The Press: Pinch

To its own sports staff and later to all members' editors, A.P. last week dispatched a grave memo:

". . . There should be a ban on flowery, overenthusiastic lyrical sports writing for the duration. . . . Remembering the exploits of military heroes, it does not seem appropriate to overdo the use of such words as 'courageous,' 'gallant,' 'fighting'. ... It doesn't take much 'courage' to overcome a two-run lead in the ninth. . . ."

Other more important signs of war's pinch in the press:

> Comics are rapidly shrinking from five to four columns, with many a comic and Sunday magazine section due to go tabloid.

> Many sports sections are being cut in size. (Example: The New York Herald Tribune is down about three columns from a year ago.)

> Though newsprint (pegged at $50 a ton) is still plentiful, newspapers, take nothing for granted. Warnings have got round that the pinch will likely come in the fall, when new Canadian aluminum and chemical plants may need the electric power formerly used in newsprint manufacture.

Biggest newspaper problem of the moment, however, is ODT's order, effective June 1, that newspapers limit local deliveries to one a day, in order to save rubber and gasoline. In big cities, where newsstands account for a majority of circulation, publishers have complained that one edition a day would ruin them. They suggest pooling trucks, abolishing "returns," printing fewer editions but more than one. They claim their plan would' save more mileage than the Government's.

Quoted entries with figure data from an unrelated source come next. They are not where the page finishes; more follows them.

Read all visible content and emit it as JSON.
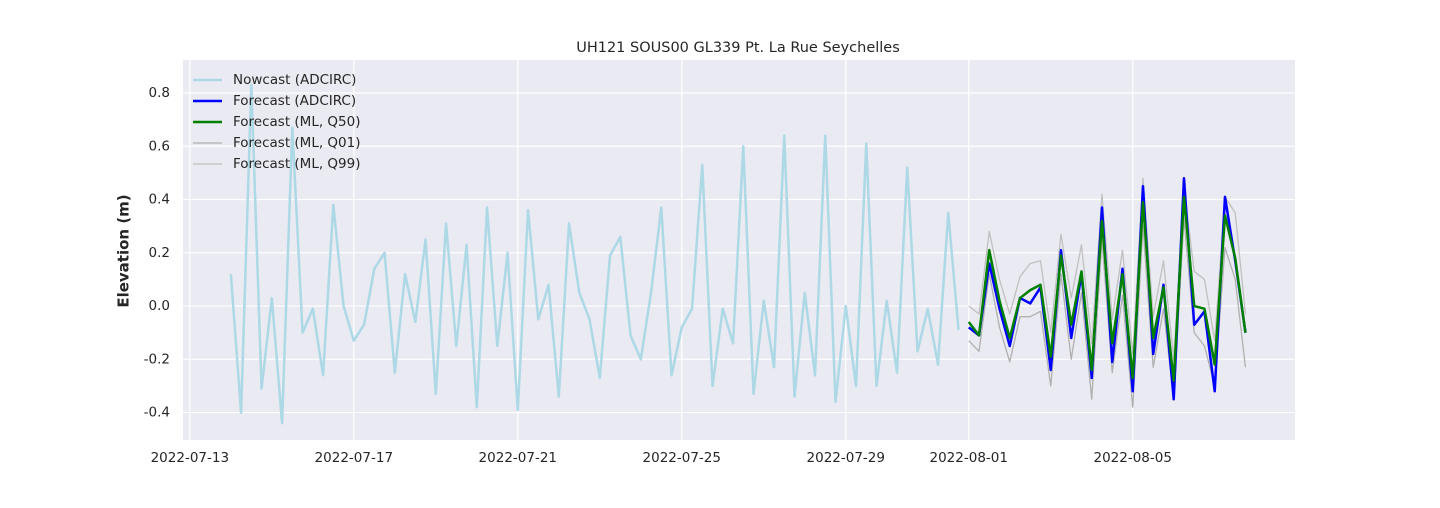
{
  "chart_data": {
    "type": "line",
    "title": "UH121 SOUS00 GL339 Pt. La Rue Seychelles",
    "y_label": "Elevation (m)",
    "xlim": [
      "2022-07-12 20:00",
      "2022-08-08 23:00"
    ],
    "ylim": [
      -0.503,
      0.924
    ],
    "xticks": [
      "2022-07-13",
      "2022-07-17",
      "2022-07-21",
      "2022-07-25",
      "2022-07-29",
      "2022-08-01",
      "2022-08-05"
    ],
    "yticks": [
      -0.4,
      -0.2,
      {
        "value": 0,
        "label": "0.0"
      },
      0.2,
      0.4,
      0.6,
      0.8
    ],
    "grid": true,
    "legend": "upper left",
    "series": [
      {
        "name": "Nowcast (ADCIRC)",
        "color": "#add8e6",
        "width": 2.5,
        "x": [
          "2022-07-14 00:00",
          "2022-07-14 06:00",
          "2022-07-14 12:00",
          "2022-07-14 18:00",
          "2022-07-15 00:00",
          "2022-07-15 06:00",
          "2022-07-15 12:00",
          "2022-07-15 18:00",
          "2022-07-16 00:00",
          "2022-07-16 06:00",
          "2022-07-16 12:00",
          "2022-07-16 18:00",
          "2022-07-17 00:00",
          "2022-07-17 06:00",
          "2022-07-17 12:00",
          "2022-07-17 18:00",
          "2022-07-18 00:00",
          "2022-07-18 06:00",
          "2022-07-18 12:00",
          "2022-07-18 18:00",
          "2022-07-19 00:00",
          "2022-07-19 06:00",
          "2022-07-19 12:00",
          "2022-07-19 18:00",
          "2022-07-20 00:00",
          "2022-07-20 06:00",
          "2022-07-20 12:00",
          "2022-07-20 18:00",
          "2022-07-21 00:00",
          "2022-07-21 06:00",
          "2022-07-21 12:00",
          "2022-07-21 18:00",
          "2022-07-22 00:00",
          "2022-07-22 06:00",
          "2022-07-22 12:00",
          "2022-07-22 18:00",
          "2022-07-23 00:00",
          "2022-07-23 06:00",
          "2022-07-23 12:00",
          "2022-07-23 18:00",
          "2022-07-24 00:00",
          "2022-07-24 06:00",
          "2022-07-24 12:00",
          "2022-07-24 18:00",
          "2022-07-25 00:00",
          "2022-07-25 06:00",
          "2022-07-25 12:00",
          "2022-07-25 18:00",
          "2022-07-26 00:00",
          "2022-07-26 06:00",
          "2022-07-26 12:00",
          "2022-07-26 18:00",
          "2022-07-27 00:00",
          "2022-07-27 06:00",
          "2022-07-27 12:00",
          "2022-07-27 18:00",
          "2022-07-28 00:00",
          "2022-07-28 06:00",
          "2022-07-28 12:00",
          "2022-07-28 18:00",
          "2022-07-29 00:00",
          "2022-07-29 06:00",
          "2022-07-29 12:00",
          "2022-07-29 18:00",
          "2022-07-30 00:00",
          "2022-07-30 06:00",
          "2022-07-30 12:00",
          "2022-07-30 18:00",
          "2022-07-31 00:00",
          "2022-07-31 06:00",
          "2022-07-31 12:00",
          "2022-07-31 18:00"
        ],
        "values": [
          0.12,
          -0.4,
          0.83,
          -0.31,
          0.03,
          -0.44,
          0.67,
          -0.1,
          -0.01,
          -0.26,
          0.38,
          0.0,
          -0.13,
          -0.07,
          0.14,
          0.2,
          -0.25,
          0.12,
          -0.06,
          0.25,
          -0.33,
          0.31,
          -0.15,
          0.23,
          -0.38,
          0.37,
          -0.15,
          0.2,
          -0.39,
          0.36,
          -0.05,
          0.08,
          -0.34,
          0.31,
          0.05,
          -0.05,
          -0.27,
          0.19,
          0.26,
          -0.11,
          -0.2,
          0.05,
          0.37,
          -0.26,
          -0.08,
          -0.01,
          0.53,
          -0.3,
          -0.01,
          -0.14,
          0.6,
          -0.33,
          0.02,
          -0.23,
          0.64,
          -0.34,
          0.05,
          -0.26,
          0.64,
          -0.36,
          0.0,
          -0.3,
          0.61,
          -0.3,
          0.02,
          -0.25,
          0.52,
          -0.17,
          -0.01,
          -0.22,
          0.35,
          -0.09
        ]
      },
      {
        "name": "Forecast (ADCIRC)",
        "color": "#0000ff",
        "width": 2.5,
        "x": [
          "2022-08-01 00:00",
          "2022-08-01 06:00",
          "2022-08-01 12:00",
          "2022-08-01 18:00",
          "2022-08-02 00:00",
          "2022-08-02 06:00",
          "2022-08-02 12:00",
          "2022-08-02 18:00",
          "2022-08-03 00:00",
          "2022-08-03 06:00",
          "2022-08-03 12:00",
          "2022-08-03 18:00",
          "2022-08-04 00:00",
          "2022-08-04 06:00",
          "2022-08-04 12:00",
          "2022-08-04 18:00",
          "2022-08-05 00:00",
          "2022-08-05 06:00",
          "2022-08-05 12:00",
          "2022-08-05 18:00",
          "2022-08-06 00:00",
          "2022-08-06 06:00",
          "2022-08-06 12:00",
          "2022-08-06 18:00",
          "2022-08-07 00:00",
          "2022-08-07 06:00",
          "2022-08-07 12:00",
          "2022-08-07 18:00"
        ],
        "values": [
          -0.08,
          -0.11,
          0.16,
          -0.01,
          -0.15,
          0.03,
          0.01,
          0.07,
          -0.24,
          0.21,
          -0.12,
          0.12,
          -0.27,
          0.37,
          -0.21,
          0.14,
          -0.32,
          0.45,
          -0.18,
          0.08,
          -0.35,
          0.48,
          -0.07,
          -0.02,
          -0.32,
          0.41,
          0.17,
          -0.1
        ]
      },
      {
        "name": "Forecast (ML, Q50)",
        "color": "#008000",
        "width": 2.5,
        "x": [
          "2022-08-01 00:00",
          "2022-08-01 06:00",
          "2022-08-01 12:00",
          "2022-08-01 18:00",
          "2022-08-02 00:00",
          "2022-08-02 06:00",
          "2022-08-02 12:00",
          "2022-08-02 18:00",
          "2022-08-03 00:00",
          "2022-08-03 06:00",
          "2022-08-03 12:00",
          "2022-08-03 18:00",
          "2022-08-04 00:00",
          "2022-08-04 06:00",
          "2022-08-04 12:00",
          "2022-08-04 18:00",
          "2022-08-05 00:00",
          "2022-08-05 06:00",
          "2022-08-05 12:00",
          "2022-08-05 18:00",
          "2022-08-06 00:00",
          "2022-08-06 06:00",
          "2022-08-06 12:00",
          "2022-08-06 18:00",
          "2022-08-07 00:00",
          "2022-08-07 06:00",
          "2022-08-07 12:00",
          "2022-08-07 18:00"
        ],
        "values": [
          -0.06,
          -0.11,
          0.21,
          0.02,
          -0.12,
          0.03,
          0.06,
          0.08,
          -0.19,
          0.19,
          -0.07,
          0.13,
          -0.24,
          0.32,
          -0.14,
          0.12,
          -0.27,
          0.39,
          -0.12,
          0.07,
          -0.28,
          0.41,
          0.0,
          -0.01,
          -0.22,
          0.34,
          0.18,
          -0.1
        ]
      },
      {
        "name": "Forecast (ML, Q01)",
        "color": "#b0b0b0",
        "width": 1.3,
        "x": [
          "2022-08-01 00:00",
          "2022-08-01 06:00",
          "2022-08-01 12:00",
          "2022-08-01 18:00",
          "2022-08-02 00:00",
          "2022-08-02 06:00",
          "2022-08-02 12:00",
          "2022-08-02 18:00",
          "2022-08-03 00:00",
          "2022-08-03 06:00",
          "2022-08-03 12:00",
          "2022-08-03 18:00",
          "2022-08-04 00:00",
          "2022-08-04 06:00",
          "2022-08-04 12:00",
          "2022-08-04 18:00",
          "2022-08-05 00:00",
          "2022-08-05 06:00",
          "2022-08-05 12:00",
          "2022-08-05 18:00",
          "2022-08-06 00:00",
          "2022-08-06 06:00",
          "2022-08-06 12:00",
          "2022-08-06 18:00",
          "2022-08-07 00:00",
          "2022-08-07 06:00",
          "2022-08-07 12:00",
          "2022-08-07 18:00"
        ],
        "values": [
          -0.13,
          -0.17,
          0.12,
          -0.08,
          -0.21,
          -0.04,
          -0.04,
          -0.02,
          -0.3,
          0.12,
          -0.2,
          0.05,
          -0.35,
          0.25,
          -0.25,
          0.04,
          -0.38,
          0.3,
          -0.23,
          -0.01,
          -0.35,
          0.33,
          -0.1,
          -0.15,
          -0.3,
          0.22,
          0.1,
          -0.23
        ]
      },
      {
        "name": "Forecast (ML, Q99)",
        "color": "#c0c0c0",
        "width": 1.3,
        "x": [
          "2022-08-01 00:00",
          "2022-08-01 06:00",
          "2022-08-01 12:00",
          "2022-08-01 18:00",
          "2022-08-02 00:00",
          "2022-08-02 06:00",
          "2022-08-02 12:00",
          "2022-08-02 18:00",
          "2022-08-03 00:00",
          "2022-08-03 06:00",
          "2022-08-03 12:00",
          "2022-08-03 18:00",
          "2022-08-04 00:00",
          "2022-08-04 06:00",
          "2022-08-04 12:00",
          "2022-08-04 18:00",
          "2022-08-05 00:00",
          "2022-08-05 06:00",
          "2022-08-05 12:00",
          "2022-08-05 18:00",
          "2022-08-06 00:00",
          "2022-08-06 06:00",
          "2022-08-06 12:00",
          "2022-08-06 18:00",
          "2022-08-07 00:00",
          "2022-08-07 06:00",
          "2022-08-07 12:00",
          "2022-08-07 18:00"
        ],
        "values": [
          0.0,
          -0.03,
          0.28,
          0.1,
          -0.03,
          0.11,
          0.16,
          0.17,
          -0.1,
          0.27,
          0.03,
          0.23,
          -0.14,
          0.42,
          -0.05,
          0.21,
          -0.18,
          0.48,
          -0.04,
          0.17,
          -0.2,
          0.44,
          0.13,
          0.1,
          -0.13,
          0.41,
          0.35,
          -0.03
        ]
      }
    ]
  }
}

Triumphantly the New York Daily News made capital of curtailment on deliveries. In nearly two pages of text and pictures it gloated over newly acquired horses and wagons ("seventy oat-burners and their equipage, rubberless and gasless from nose to tail-board"). The News has frequently growsed about the ineptitudes of rubber and gas rationing. But last week the horse-&-buggy News was almost good humored. Said Driver John Pisano: "A newspaper delivery horse learns the turns and stops, and the driver just pitches the bundles off."